Finessing atlas data for species distribution models
Article first published online: 7 JUN 2011
© 2011 Blackwell Publishing Ltd
Diversity and Distributions
Volume 17, Issue 6, pages 1173–1185, November 2011
How to Cite
Niamir, A., Skidmore, A. K., Toxopeus, A. G., Muñoz, A. R. and Real, R. (2011), Finessing atlas data for species distribution models. Diversity and Distributions, 17: 1173–1185. doi: 10.1111/j.1472-4642.2011.00793.x
- Issue published online: 13 OCT 2011
- Article first published online: 7 JUN 2011
- Aquila fasciata;
- Bayesian expert system;
- Bonelli’s eagle;
- maximum entropy;
Aim The spatial resolution of species atlases and therefore resulting model predictions are often too coarse for local applications. Collecting distribution data at a finer resolution for large numbers of species requires a comprehensive sampling effort, making it impractical and expensive. This study outlines the incorporation of existing knowledge into a conventional approach to predict the distribution of Bonelli’s eagle (Aquila fasciata) at a resolution 100 times finer than available atlas data.
Location Malaga province, Andalusia, southern Spain.
Methods A Bayesian expert system was proposed to utilize the knowledge from distribution models to yield the probability of a species being recorded at a finer resolution (1 × 1 km) than the original atlas data (10 × 10 km). The recorded probability was then used as a weight vector to generate a sampling scheme from the species atlas to enhance the accuracy of the modelling procedure. The maximum entropy for species distribution modelling (MaxEnt) was used as the species distribution model. A comparison was made between the results of the MaxEnt using the enhanced and, the random sampling scheme, based on four groups of environmental variables: topographic, climatic, biological and anthropogenic.

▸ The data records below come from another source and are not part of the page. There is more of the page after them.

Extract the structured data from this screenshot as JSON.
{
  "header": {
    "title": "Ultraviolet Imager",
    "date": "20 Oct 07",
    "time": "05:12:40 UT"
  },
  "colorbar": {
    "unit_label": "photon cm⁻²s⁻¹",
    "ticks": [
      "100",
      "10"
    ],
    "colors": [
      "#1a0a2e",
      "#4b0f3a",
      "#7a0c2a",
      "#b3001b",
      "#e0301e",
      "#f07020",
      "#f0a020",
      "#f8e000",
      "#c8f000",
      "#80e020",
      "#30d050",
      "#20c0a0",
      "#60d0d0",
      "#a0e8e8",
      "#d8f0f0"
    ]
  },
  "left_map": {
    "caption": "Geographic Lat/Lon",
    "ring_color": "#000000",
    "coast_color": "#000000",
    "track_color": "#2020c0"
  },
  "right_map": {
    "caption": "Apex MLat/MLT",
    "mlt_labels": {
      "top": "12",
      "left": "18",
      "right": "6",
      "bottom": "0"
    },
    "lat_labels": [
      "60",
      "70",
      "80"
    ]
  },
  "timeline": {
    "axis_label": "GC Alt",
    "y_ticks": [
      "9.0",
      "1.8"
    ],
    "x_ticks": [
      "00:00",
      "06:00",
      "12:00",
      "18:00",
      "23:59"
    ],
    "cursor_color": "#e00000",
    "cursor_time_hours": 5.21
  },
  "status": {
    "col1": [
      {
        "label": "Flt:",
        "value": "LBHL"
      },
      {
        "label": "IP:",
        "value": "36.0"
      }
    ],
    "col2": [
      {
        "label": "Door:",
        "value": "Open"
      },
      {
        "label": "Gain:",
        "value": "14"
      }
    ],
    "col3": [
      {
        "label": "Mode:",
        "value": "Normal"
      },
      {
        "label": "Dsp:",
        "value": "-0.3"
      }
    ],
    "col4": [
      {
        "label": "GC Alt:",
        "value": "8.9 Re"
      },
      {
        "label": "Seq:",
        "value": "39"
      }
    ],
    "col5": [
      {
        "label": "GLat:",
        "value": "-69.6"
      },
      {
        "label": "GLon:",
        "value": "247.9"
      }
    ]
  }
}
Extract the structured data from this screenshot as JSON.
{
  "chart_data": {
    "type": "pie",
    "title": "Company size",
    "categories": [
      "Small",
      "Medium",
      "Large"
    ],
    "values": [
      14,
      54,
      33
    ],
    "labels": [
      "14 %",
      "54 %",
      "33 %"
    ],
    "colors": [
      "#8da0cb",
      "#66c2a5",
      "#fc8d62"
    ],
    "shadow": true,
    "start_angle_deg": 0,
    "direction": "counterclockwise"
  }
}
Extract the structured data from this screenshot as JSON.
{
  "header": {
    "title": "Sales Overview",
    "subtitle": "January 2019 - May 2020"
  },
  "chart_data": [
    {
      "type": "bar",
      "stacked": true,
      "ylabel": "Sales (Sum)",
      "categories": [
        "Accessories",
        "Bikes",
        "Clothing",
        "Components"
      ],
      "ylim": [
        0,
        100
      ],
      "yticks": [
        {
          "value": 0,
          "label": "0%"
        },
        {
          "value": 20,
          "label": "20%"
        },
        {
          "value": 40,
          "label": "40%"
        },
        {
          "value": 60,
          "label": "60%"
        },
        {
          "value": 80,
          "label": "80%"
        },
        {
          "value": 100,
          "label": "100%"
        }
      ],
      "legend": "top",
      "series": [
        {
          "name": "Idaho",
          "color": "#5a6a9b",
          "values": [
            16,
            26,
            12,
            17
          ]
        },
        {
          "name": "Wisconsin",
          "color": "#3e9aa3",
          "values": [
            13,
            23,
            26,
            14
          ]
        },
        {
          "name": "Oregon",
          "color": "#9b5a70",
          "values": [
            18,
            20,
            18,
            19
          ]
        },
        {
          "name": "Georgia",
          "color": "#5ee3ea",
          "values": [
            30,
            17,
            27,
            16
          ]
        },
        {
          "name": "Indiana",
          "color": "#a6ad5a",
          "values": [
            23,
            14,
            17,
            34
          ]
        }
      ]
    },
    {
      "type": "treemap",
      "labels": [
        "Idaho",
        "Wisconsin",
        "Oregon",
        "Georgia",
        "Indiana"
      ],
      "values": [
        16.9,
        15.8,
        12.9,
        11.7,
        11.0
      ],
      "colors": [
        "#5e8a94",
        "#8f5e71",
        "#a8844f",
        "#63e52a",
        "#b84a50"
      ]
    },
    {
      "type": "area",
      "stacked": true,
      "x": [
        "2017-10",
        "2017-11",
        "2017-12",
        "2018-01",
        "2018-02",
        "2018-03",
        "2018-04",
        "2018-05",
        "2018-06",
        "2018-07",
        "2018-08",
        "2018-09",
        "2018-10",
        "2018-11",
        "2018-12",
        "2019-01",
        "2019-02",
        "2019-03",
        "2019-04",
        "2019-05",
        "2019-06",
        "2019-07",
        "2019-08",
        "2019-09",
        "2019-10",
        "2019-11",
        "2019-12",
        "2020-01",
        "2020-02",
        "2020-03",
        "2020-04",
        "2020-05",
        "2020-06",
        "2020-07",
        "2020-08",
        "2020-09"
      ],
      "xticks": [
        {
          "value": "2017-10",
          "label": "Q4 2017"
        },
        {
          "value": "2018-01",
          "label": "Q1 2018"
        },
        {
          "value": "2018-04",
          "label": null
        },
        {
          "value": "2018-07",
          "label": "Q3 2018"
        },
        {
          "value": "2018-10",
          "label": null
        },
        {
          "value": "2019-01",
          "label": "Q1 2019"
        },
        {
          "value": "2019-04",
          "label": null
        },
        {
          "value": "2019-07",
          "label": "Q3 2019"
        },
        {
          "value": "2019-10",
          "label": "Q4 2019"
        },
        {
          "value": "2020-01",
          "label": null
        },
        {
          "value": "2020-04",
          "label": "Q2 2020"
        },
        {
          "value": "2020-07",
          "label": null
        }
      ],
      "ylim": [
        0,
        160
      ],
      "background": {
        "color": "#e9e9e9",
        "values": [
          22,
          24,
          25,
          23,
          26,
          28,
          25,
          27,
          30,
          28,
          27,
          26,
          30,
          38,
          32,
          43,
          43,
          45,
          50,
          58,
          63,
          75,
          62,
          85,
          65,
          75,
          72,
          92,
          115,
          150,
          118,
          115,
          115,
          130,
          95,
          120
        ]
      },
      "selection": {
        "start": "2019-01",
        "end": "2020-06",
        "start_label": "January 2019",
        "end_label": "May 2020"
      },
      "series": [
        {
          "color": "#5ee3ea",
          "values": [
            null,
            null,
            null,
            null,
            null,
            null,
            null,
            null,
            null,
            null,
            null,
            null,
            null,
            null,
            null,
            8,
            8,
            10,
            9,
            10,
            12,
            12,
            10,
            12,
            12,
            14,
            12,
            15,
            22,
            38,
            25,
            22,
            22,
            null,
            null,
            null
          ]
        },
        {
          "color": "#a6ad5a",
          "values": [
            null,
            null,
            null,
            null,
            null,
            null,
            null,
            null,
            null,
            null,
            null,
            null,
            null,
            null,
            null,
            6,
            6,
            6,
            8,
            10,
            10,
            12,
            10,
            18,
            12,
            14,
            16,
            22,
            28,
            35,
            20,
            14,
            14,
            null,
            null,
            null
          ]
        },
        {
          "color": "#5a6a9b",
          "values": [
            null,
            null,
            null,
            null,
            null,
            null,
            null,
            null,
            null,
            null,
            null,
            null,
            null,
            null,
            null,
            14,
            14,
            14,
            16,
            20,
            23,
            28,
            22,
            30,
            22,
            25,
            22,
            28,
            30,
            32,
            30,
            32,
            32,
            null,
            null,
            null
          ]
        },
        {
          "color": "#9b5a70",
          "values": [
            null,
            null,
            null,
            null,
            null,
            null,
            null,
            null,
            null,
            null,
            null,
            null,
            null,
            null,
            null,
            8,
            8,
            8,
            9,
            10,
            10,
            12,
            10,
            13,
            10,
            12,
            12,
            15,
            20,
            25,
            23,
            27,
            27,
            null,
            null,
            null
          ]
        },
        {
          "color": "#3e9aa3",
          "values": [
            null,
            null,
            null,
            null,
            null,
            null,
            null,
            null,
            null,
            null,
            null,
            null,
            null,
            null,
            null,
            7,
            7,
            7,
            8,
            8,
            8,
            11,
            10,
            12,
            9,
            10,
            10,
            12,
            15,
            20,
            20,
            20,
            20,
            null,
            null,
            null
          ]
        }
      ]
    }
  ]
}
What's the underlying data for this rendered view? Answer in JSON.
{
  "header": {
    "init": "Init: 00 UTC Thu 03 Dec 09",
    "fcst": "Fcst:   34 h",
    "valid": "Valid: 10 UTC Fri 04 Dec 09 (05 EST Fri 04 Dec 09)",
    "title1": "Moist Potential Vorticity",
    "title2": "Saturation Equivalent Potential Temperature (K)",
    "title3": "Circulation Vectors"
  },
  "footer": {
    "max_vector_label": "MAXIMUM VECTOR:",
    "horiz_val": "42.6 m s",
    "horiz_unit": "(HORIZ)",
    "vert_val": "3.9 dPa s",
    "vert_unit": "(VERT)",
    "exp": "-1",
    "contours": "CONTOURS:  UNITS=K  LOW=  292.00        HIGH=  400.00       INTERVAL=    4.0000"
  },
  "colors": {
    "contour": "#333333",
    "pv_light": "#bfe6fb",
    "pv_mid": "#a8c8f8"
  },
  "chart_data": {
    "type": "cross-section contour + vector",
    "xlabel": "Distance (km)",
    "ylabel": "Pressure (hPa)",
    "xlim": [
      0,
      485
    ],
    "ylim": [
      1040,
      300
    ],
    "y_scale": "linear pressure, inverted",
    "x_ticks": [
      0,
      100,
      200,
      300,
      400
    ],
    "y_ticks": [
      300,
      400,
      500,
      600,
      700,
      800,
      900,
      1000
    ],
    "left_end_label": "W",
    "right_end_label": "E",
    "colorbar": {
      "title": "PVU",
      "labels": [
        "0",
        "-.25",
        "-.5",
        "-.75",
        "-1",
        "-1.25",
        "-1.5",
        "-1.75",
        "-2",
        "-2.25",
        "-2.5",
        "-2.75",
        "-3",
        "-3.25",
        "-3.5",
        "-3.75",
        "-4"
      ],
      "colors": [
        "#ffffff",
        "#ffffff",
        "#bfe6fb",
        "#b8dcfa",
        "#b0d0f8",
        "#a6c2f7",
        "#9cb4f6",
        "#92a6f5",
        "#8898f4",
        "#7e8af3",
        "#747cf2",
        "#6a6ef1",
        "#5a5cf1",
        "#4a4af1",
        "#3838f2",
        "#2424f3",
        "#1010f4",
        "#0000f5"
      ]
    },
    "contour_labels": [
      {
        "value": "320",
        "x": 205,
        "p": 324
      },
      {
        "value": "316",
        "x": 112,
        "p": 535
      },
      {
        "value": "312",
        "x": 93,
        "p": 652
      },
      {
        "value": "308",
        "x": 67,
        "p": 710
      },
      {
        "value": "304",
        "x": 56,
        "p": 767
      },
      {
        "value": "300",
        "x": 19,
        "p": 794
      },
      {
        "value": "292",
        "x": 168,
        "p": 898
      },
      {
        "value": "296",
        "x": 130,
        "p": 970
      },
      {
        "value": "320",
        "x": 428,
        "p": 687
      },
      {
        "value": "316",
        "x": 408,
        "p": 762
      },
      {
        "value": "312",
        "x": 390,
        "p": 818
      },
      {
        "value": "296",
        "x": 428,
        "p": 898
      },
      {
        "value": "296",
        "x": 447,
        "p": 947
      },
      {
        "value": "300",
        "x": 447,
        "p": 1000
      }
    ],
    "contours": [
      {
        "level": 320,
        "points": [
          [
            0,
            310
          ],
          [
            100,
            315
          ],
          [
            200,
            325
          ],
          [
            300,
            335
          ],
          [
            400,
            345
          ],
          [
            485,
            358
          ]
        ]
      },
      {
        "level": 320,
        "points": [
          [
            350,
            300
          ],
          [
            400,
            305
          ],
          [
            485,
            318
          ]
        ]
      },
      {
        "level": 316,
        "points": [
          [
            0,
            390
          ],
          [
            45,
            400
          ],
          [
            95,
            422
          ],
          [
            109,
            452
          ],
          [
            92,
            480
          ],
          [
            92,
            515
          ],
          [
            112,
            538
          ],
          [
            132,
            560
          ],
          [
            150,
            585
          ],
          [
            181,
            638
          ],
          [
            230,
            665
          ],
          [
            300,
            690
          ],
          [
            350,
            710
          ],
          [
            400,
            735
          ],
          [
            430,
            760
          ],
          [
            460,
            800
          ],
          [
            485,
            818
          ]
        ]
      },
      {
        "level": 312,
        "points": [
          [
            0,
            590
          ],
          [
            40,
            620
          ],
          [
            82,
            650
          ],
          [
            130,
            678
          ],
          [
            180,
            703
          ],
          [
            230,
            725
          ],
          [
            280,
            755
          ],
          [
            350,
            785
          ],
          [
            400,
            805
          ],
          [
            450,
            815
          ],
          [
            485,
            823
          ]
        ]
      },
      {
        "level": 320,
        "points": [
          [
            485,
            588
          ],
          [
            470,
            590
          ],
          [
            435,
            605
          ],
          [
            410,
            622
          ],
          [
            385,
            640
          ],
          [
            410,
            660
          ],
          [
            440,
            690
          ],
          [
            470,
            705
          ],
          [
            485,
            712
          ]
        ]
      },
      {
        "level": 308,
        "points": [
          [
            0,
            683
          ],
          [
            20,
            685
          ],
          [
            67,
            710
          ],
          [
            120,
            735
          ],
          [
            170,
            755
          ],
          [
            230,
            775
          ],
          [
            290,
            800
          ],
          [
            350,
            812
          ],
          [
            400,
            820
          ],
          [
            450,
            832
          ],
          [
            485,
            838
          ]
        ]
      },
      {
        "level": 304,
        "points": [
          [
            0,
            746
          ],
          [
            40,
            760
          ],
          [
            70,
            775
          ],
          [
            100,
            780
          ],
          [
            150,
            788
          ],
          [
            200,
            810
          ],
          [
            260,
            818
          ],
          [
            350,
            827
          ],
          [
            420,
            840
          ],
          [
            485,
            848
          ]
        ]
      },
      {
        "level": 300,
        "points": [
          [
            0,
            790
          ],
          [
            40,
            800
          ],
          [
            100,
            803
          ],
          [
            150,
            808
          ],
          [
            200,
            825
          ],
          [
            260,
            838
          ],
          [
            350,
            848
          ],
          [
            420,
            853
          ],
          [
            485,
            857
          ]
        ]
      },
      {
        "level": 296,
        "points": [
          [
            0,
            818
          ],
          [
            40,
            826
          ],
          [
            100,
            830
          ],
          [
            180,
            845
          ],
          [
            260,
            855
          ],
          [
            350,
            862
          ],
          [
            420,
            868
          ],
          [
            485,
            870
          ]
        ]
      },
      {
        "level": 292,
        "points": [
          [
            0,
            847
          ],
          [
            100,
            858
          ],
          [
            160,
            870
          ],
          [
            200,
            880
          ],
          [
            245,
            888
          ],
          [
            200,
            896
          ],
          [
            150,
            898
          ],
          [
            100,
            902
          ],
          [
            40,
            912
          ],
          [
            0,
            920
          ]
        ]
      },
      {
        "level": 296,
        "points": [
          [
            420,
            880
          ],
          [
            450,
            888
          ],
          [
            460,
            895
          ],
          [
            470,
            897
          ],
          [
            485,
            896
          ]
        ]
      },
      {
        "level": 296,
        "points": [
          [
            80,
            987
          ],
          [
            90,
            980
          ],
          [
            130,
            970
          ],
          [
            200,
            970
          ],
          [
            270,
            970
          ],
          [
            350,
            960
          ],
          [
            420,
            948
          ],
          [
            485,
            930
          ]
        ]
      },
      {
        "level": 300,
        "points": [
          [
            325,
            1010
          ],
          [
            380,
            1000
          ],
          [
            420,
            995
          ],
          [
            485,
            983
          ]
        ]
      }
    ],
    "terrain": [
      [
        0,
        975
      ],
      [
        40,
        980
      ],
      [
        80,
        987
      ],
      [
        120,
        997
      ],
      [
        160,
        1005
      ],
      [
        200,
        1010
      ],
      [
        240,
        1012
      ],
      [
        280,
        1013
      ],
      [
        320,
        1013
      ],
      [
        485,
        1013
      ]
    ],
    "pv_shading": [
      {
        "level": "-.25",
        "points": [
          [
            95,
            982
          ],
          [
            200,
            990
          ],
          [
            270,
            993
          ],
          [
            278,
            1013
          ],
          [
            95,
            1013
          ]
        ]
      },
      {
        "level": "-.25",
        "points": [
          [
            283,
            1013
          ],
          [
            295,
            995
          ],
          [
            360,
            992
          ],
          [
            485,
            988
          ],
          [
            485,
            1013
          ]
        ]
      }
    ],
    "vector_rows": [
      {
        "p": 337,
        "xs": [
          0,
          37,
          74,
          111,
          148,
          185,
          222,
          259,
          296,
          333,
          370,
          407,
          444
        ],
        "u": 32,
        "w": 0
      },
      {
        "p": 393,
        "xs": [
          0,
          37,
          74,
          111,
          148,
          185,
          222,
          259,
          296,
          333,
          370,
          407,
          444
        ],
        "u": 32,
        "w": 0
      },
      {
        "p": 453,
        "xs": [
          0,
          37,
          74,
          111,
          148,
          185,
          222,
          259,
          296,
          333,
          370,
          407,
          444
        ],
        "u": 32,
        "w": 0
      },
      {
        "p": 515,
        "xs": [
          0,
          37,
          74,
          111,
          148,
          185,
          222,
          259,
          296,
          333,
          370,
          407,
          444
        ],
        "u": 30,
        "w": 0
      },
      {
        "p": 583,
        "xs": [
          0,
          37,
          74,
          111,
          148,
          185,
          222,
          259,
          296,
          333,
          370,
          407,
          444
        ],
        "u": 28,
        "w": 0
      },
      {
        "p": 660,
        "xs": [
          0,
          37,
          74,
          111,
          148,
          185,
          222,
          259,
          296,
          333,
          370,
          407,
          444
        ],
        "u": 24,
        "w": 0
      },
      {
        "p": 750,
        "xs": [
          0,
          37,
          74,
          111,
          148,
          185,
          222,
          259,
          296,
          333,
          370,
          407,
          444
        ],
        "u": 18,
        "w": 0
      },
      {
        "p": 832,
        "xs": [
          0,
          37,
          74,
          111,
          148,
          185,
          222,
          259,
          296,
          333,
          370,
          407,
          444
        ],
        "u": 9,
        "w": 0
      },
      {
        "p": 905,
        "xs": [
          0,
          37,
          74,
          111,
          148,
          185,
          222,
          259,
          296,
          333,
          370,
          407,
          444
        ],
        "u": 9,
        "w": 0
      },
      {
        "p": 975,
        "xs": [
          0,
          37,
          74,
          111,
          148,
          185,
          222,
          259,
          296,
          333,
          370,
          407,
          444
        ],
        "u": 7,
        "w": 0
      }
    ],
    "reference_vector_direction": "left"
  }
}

Results The models with the sampling scheme enhanced by an expert system had a higher discriminative capacity than the baseline models. The downscaled (i.e. finer scale) species distribution maps using a hybrid MaxEnt/expert system approach were more specific to the nest locations and were more contrasted than those of the baseline model.
Main conclusions The proposed method is a feasible substitute for comprehensive field work. The approach developed in this study is applicable for predicting the distribution of Bonelli’s eagle at a local scale from a national-level occurrence data set; however, the usefulness of this approach may be limited to well-known species.